More obviously still, the financial crisis was stoked by the same spiritual passions. The universal American dream of owning your very own sprawling suburban mansion with a 100% upfront mortgage undid the buyers, the banks, and very nearly the whole economy. Blame the Fed, the regulators, the investment bank managers, the mortgage lenders, or the poor suckers who lost their shirts and homes. In a sense it doesn’t matter. All colluded in seducing, cajoling and enabling people to borrow money they didn’t have to buy houses they couldn’t afford but felt they absolutely had to have.

Our leaders have been reluctant to speak about the stratum of our economic and ecological crises that is grounded in values. It’s been left to rock singers and occasional rabbis to articulate people’s inchoate sense that something deep is awry with our economy – something that even throwing three trillion dollars at the banks won’t fix. As Bono from U2 wrote in the New York Times, “Is it me, Lord, people are starting to ask, across the US and Europe… Yes, it’s us.” The bank rescue plan, the stimulus, green jobs – they are all necessary and important, but without addressing the lo tahmod roots of the crisis, we’re just stumbling towards the next one.

Rabbi Samson Raphael Hirsch almost said it, 150 years ago at the dawn of the industrial age. In his commentary on the Ten Commandments he wrote that lo tahmod is God’s seal on the Decalogue. A human law giver could perfectly well command “do not kill” and “do not steal.” But only God, who knows our most intimate thoughts and desires would say “do not covet.”  As Hirsh puts it: Men can only forbid crimes, and where necessary, bring committed crimes before their tribunals. But…the real breeding place and birthplace of crimes keeps beyond their cognition.”

Consumerism isn’t an easy issue for American Jews. By dint of being relatively affluent, the conspicuous consumption that tends towards envious acquisitiveness is common in our communities. But it’s an issue that has to be addressed.

In previous eras, Jewish leaders imposed limits on public ostentation.
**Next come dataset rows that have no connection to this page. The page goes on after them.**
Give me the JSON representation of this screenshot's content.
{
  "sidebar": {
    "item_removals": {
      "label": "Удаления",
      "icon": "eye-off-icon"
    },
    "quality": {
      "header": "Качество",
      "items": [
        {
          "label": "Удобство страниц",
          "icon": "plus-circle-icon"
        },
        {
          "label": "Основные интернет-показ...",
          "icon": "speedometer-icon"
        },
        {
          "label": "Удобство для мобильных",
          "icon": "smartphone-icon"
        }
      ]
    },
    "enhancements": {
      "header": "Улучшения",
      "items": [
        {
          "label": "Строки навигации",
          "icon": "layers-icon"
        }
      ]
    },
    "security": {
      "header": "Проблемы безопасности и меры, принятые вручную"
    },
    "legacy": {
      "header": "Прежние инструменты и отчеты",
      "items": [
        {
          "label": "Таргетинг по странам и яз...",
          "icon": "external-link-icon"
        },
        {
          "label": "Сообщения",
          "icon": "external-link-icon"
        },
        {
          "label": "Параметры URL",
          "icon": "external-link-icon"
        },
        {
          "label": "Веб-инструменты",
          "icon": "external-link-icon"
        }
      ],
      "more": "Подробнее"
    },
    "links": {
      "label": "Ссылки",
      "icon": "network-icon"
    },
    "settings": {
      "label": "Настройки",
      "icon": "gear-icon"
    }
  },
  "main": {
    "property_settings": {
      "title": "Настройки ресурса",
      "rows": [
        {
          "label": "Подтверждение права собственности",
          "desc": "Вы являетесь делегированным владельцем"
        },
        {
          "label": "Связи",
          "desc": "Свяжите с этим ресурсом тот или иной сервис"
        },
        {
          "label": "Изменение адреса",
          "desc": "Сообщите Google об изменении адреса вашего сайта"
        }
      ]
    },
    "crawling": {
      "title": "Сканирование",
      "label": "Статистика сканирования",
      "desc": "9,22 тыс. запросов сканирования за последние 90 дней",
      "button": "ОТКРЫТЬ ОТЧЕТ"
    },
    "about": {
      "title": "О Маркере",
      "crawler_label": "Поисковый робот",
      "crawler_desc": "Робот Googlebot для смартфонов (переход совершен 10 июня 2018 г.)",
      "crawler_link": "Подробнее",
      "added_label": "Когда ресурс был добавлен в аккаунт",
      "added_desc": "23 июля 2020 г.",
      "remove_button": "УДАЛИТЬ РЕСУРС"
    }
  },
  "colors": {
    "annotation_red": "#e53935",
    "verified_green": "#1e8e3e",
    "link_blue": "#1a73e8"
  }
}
This rule was enacted in Italy during the 15th Century: “In order that we may carry ourselves in modesty and humbleness before the Lord our God …no one may possess cloaks of any other color than black, sleeves may not have silk linings … so too cloaks of sable or ermine or expensively dyed material are forbidden.” In 1728, the community of Furth prohibited serving coffee or tea as they were very expensive.” (See Meir Tamari, “Sins of the Marketplace,” 1996.)

The reason usually given for these “Sumptuary Laws” was to avoid inviting the hostility of goyim. You could make that argument today too. (Did you see the astonishing survey reported in the Boston Review which found that 24.6% of Americans blame Jews for the financial crisis “a moderate amount” or “a great deal?)

But I think that’s the wrong argument to make. The right argument today for Jewish leaders to enact voluntary norms limiting excessive, conspicuous consumption is that we should be striving to be part of the solution. We are starting to recognize the corrosive effects of consumerism our families, our economy and our planet. The mitzvah of lo tahmod helps us to identify and act on the roots of the problem. Now is the time to deliver on the last of the ten commandments.